16. Selon l’article L. 2312-15 du code du travail, le comité social et économique émet des avis et des vœux dans l’exercice de ses attributions consultatives. Il peut, s’il estime ne pas disposer d’éléments suffisants, saisir le président du tribunal judiciaire statuant selon la procédure accélérée au fond, pour qu’il ordonne la communication par l’employeur des éléments manquants.

17. Aux termes de l’article 9 du code de procédure civile, il incombe à chaque partie de prouver conformément à la loi les faits nécessaires au succès de sa prétention.

18. Aux termes de l’article 1353 du code civil, celui qui réclame l’exécution d’une obligation doit la prouver. Réciproquement, celui qui se prétend libéré doit justifier le paiement ou le fait qui a produit l’extinction de son obligation.

19. Appréciant souverainement les éléments de fait qui lui étaient soumis, la cour d’appel a constaté qu’à l’occasion des différentes réunions entre la direction et le comité, la société avait répondu aux questions formulées dans les huit points détaillés dans la demande de communication, que notamment la base de données économiques, sociales et environnementales comprenant divers documents au titre des investissements, de l’endettement et des impôts, de la rémunération des financeurs et des flux financiers de l’entreprise pour l’année 2021, était à la disposition des élus du comité, que de nombreux documents complémentaires avaient déjà été communiqués à l’expert-comptable désigné par le comité, lesquels documents pouvaient être communiqués aux membres du comité tenus également à l’obligation de discrétion pour les documents présentés comme confidentiels par l’employeur.

20. Elle a pu en déduire, sans inverser la charge de la preuve, que les éléments dont disposait le comité étaient suffisants en vue de sa consultation, en sorte qu’elle a rejeté la demande de communication de documents et réponses supplémentaires.

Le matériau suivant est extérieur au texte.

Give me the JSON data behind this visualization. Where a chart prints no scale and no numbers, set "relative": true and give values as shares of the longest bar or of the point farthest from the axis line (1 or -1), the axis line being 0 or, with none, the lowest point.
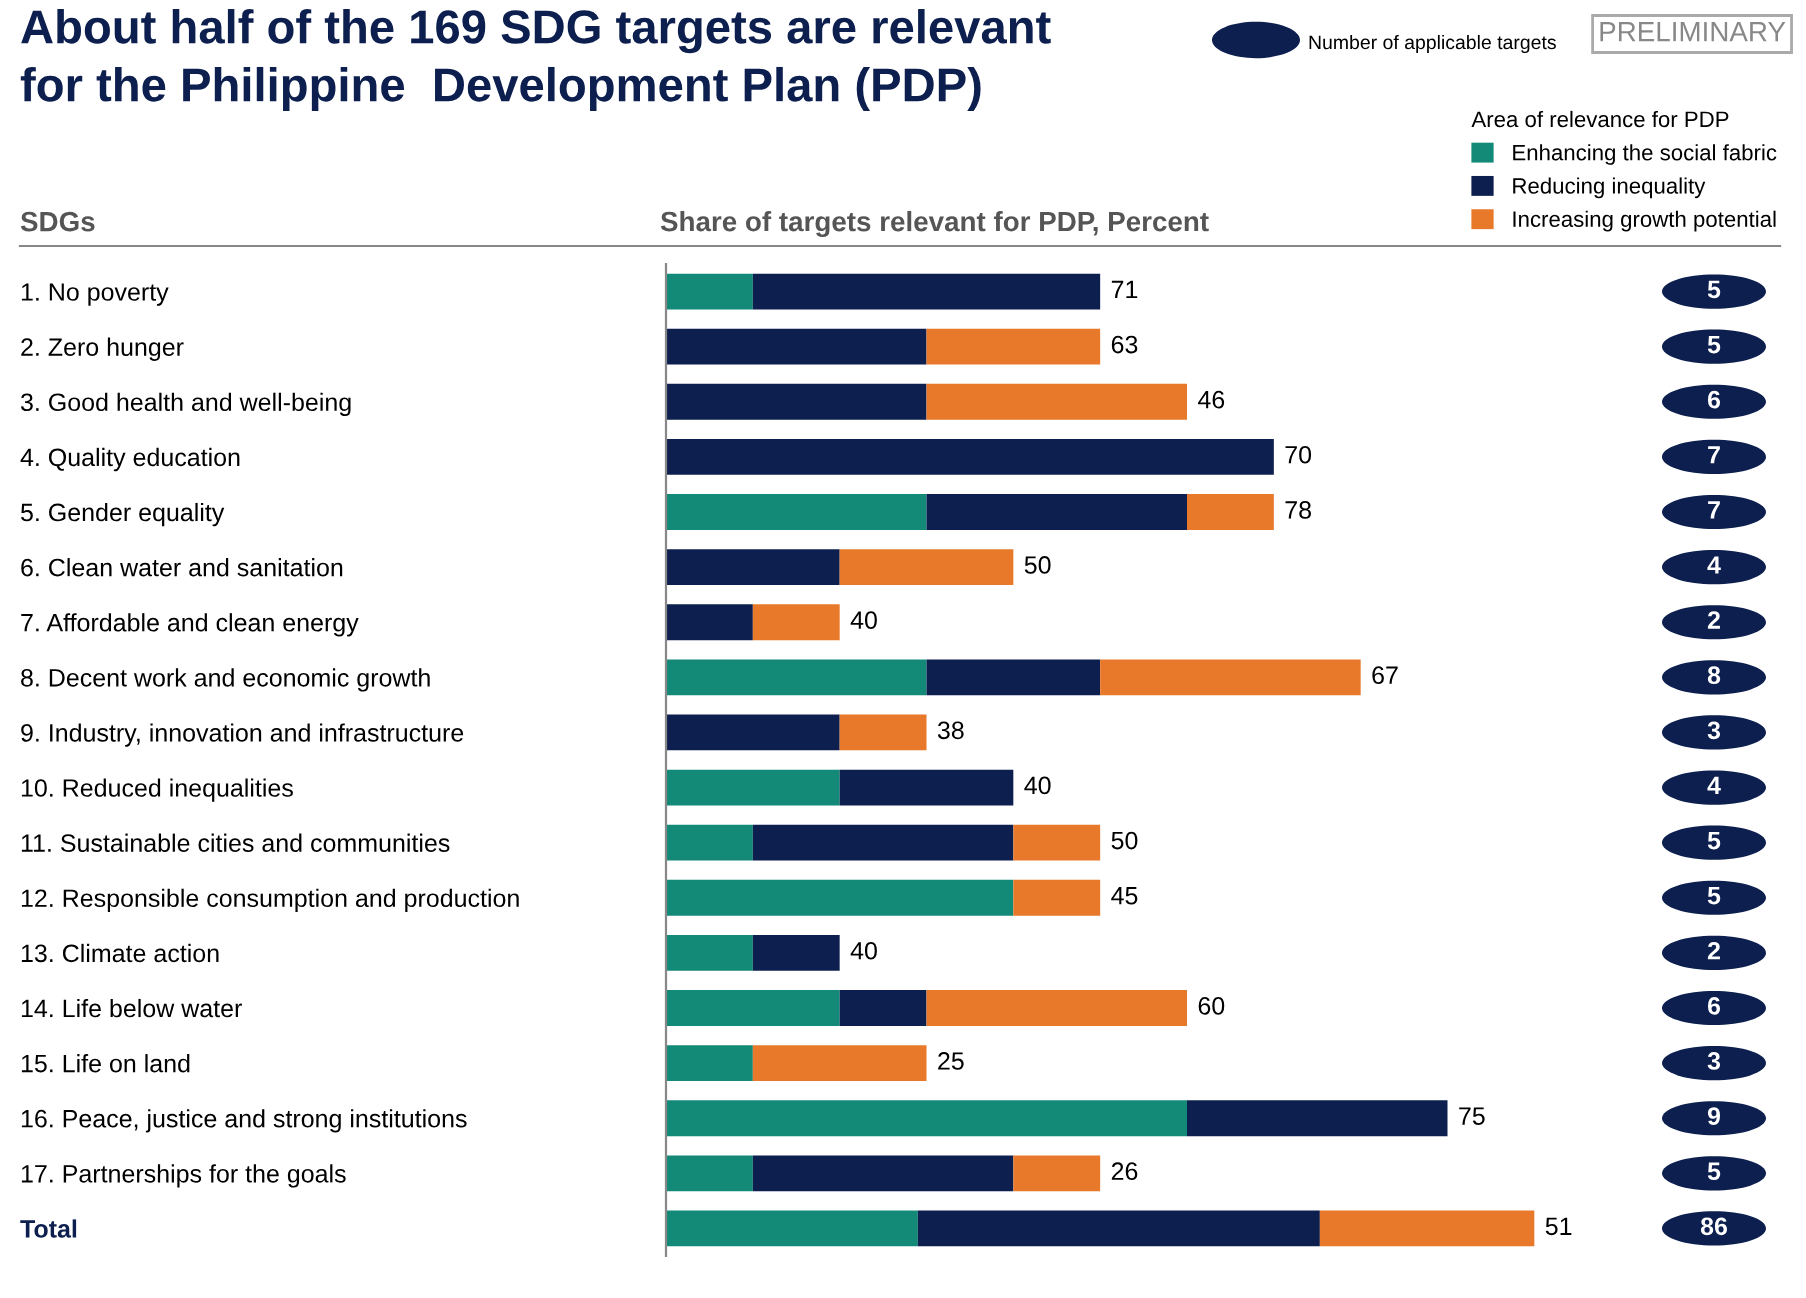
{
  "chart_data": {
    "type": "bar",
    "orientation": "horizontal",
    "stacked": true,
    "relative": true,
    "title": "About half of the 169 SDG targets are relevant\nfor the Philippine  Development Plan (PDP)",
    "ylabel": "SDGs",
    "xlabel": "Share of targets relevant for PDP, Percent",
    "legend_title": "Area of relevance for PDP",
    "legend": "top right",
    "categories": [
      "1. No poverty",
      "2. Zero hunger",
      "3. Good health and well-being",
      "4. Quality education",
      "5. Gender equality",
      "6. Clean water and sanitation",
      "7. Affordable and clean energy",
      "8. Decent work and economic growth",
      "9. Industry, innovation and infrastructure",
      "10. Reduced inequalities",
      "11. Sustainable cities and communities",
      "12. Responsible consumption and production",
      "13. Climate action",
      "14. Life below water",
      "15. Life on land",
      "16. Peace, justice and strong institutions",
      "17. Partnerships for the goals",
      "Total"
    ],
    "series": [
      {
        "name": "Enhancing the social fabric",
        "color": "#138a78",
        "values": [
          0.1,
          0,
          0,
          0,
          0.3,
          0,
          0,
          0.3,
          0,
          0.2,
          0.1,
          0.4,
          0.1,
          0.2,
          0.1,
          0.6,
          0.1,
          0.29
        ]
      },
      {
        "name": "Reducing inequality",
        "color": "#0c1f4e",
        "values": [
          0.4,
          0.3,
          0.3,
          0.7,
          0.3,
          0.2,
          0.1,
          0.2,
          0.2,
          0.2,
          0.3,
          0,
          0.1,
          0.1,
          0,
          0.3,
          0.3,
          0.463
        ]
      },
      {
        "name": "Increasing growth potential",
        "color": "#e8782a",
        "values": [
          0,
          0.2,
          0.3,
          0,
          0.1,
          0.2,
          0.1,
          0.3,
          0.1,
          0,
          0.1,
          0.1,
          0,
          0.3,
          0.2,
          0,
          0.1,
          0.247
        ]
      }
    ],
    "annotations": [
      "Number of applicable targets",
      "PRELIMINARY",
      "71",
      "63",
      "46",
      "70",
      "78",
      "50",
      "40",
      "67",
      "38",
      "40",
      "50",
      "45",
      "40",
      "60",
      "25",
      "75",
      "26",
      "51",
      "5",
      "5",
      "6",
      "7",
      "7",
      "4",
      "2",
      "8",
      "3",
      "4",
      "5",
      "5",
      "2",
      "6",
      "3",
      "9",
      "5",
      "86"
    ]
  }
}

21. Le moyen n’est, dès lors, pas fondé.

PAR CES MOTIFS, la Cour :

REJETTE le pourvoi ;

Condamne le comité social et économique de la société GE Energy Products France aux dépens ;

En application de l’article 700 du code de procédure civile, rejette les demandes ;

Ainsi fait et jugé par la Cour de cassation, chambre sociale, et prononcé publiquement le trois décembre deux mille vingt-cinq par mise à disposition de l’arrêt au greffe de la Cour, les parties ayant été préalablement avisées dans les conditions prévues au deuxième alinéa de l’article 450 du code de procédure civile.